I found out I was pregnant with our first child after returning from a beautiful holiday in Europe in 2022.
I surprised my husband with the news on our 3-year wedding anniversary. My 'gift' to him was the positive pregnancy test wrapped up in a little box. We were over the moon. What followed for the next seven and a half months was a really healthy pregnancy and absolute blissful happiness, while we waited for our baby to arrive.
At my 31-week scan, everything looked perfect and my doctor commented on my baby's 'strong heartbeat'. 10 days later, I returned home from work and sat down on the sofa only to realise that I hadn't felt my baby kick that day. It just didn't feel right, so I called my hospital and they asked me to come in right away. When I got there, two midwives used a doppler to try and locate my baby's heartbeat but said they were having trouble doing so and called my Obstetrician to come in and do an ultrasound.

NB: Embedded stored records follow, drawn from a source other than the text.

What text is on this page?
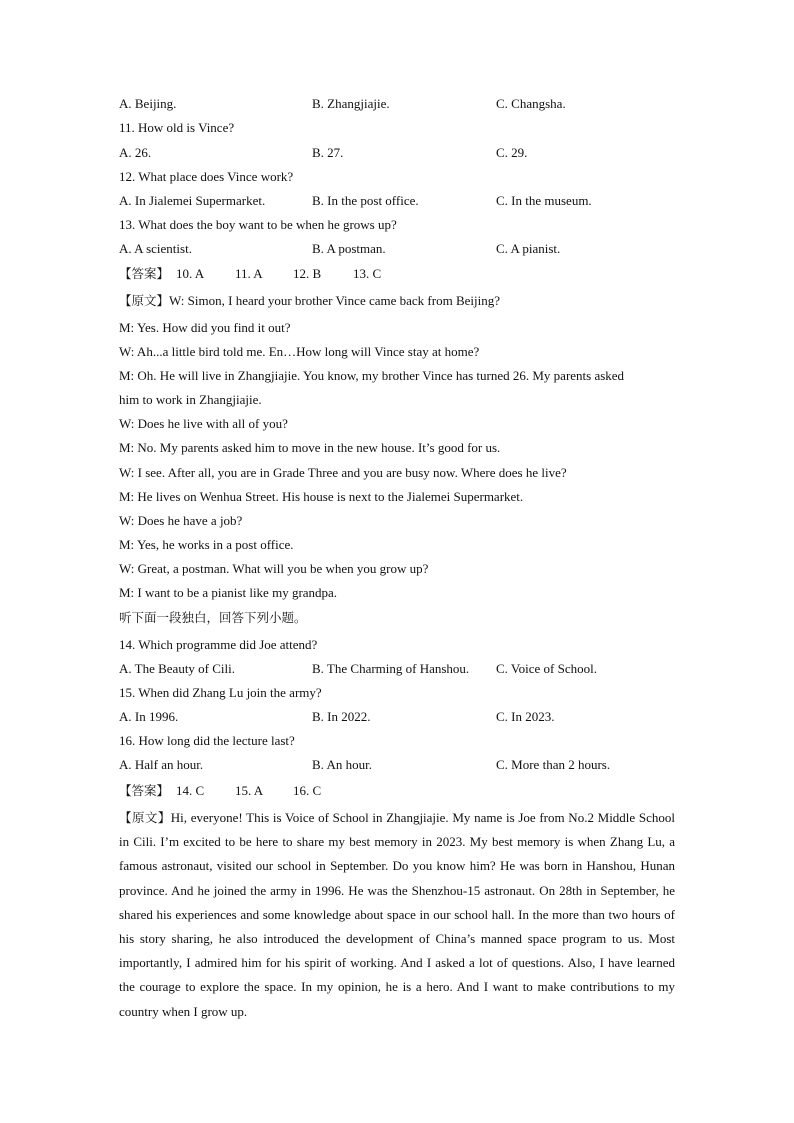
A. Beijing.	B. Zhangjiajie.	C. Changsha.
11. How old is Vince?
A. 26.	B. 27.	C. 29.
12. What place does Vince work?
A. In Jialemei Supermarket.	B. In the post office.	C. In the museum.
13. What does the boy want to be when he grows up?
A. A scientist.	B. A postman.	C. A pianist.
【答案】 10. A 11. A 12. B 13. C
【原文】W: Simon, I heard your brother Vince came back from Beijing?
M: Yes. How did you find it out?
W: Ah...a little bird told me. En…How long will Vince stay at home?
M: Oh. He will live in Zhangjiajie. You know, my brother Vince has turned 26. My parents asked
him to work in Zhangjiajie.
W: Does he live with all of you?
M: No. My parents asked him to move in the new house. It’s good for us.
W: I see. After all, you are in Grade Three and you are busy now. Where does he live?
M: He lives on Wenhua Street. His house is next to the Jialemei Supermarket.
W: Does he have a job?
M: Yes, he works in a post office.
W: Great, a postman. What will you be when you grow up?
M: I want to be a pianist like my grandpa.
听下面一段独白，回答下列小题。
14. Which programme did Joe attend?
A. The Beauty of Cili.	B. The Charming of Hanshou. C. Voice of School.
15. When did Zhang Lu join the army?
A. In 1996.	B. In 2022.	C. In 2023.
16. How long did the lecture last?
A. Half an hour.	B. An hour.	C. More than 2 hours.
【答案】 14. C 15. A 16. C
【原文】Hi, everyone! This is Voice of School in Zhangjiajie. My name is Joe from No.2 Middle School in Cili. I’m excited to be here to share my best memory in 2023. My best memory is when Zhang Lu, a famous astronaut, visited our school in September. Do you know him? He was born in Hanshou, Hunan province. And he joined the army in 1996. He was the Shenzhou-15 astronaut. On 28th in September, he shared his experiences and some knowledge about space in our school hall. In the more than two hours of his story sharing, he also introduced the development of China’s manned space program to us. Most importantly, I admired him for his spirit of working. And I asked a lot of questions. Also, I have learned the courage to explore the space. In my opinion, he is a hero. And I want to make contributions to my country when I grow up.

The ultrasound confirmed that my baby's heart had stopped. It was the most earth-shattering moment of our lives.
My husband and I held each other and wept. We were sent home that evening and returned to the hospital in the morning to be induced. On Friday 3rd March 2023 at 11:14am, I delivered my beautiful baby boy Jude. He was the most beautiful, perfect little angel I'd ever seen in my life. We got to spend 24 precious hours with him, before saying goodbye and returning home with empty arms and broken hearts.Prior to this happening, I had never even considered the possibility that I could ever lose my child. I don't think I'd ever heard the word 'stillborn' before. What haunts me is the fact that, in the week leading up to this, I had noticed that Jude's movements had decreased, but I hadn't known the importance of this.
I hadn't known that the slightest change in movement could indicate that something is wrong. Had I known, I would have presented to the hospital sooner and perhaps my baby boy would still be here today. I feel let down by my healthcare provider, who had a responsibility and duty of care to educate me on this. I will never understand why he didn't.
To my baby boy Jude, I miss you with every fibre of my being and it's so sad that I have to live in this world without you.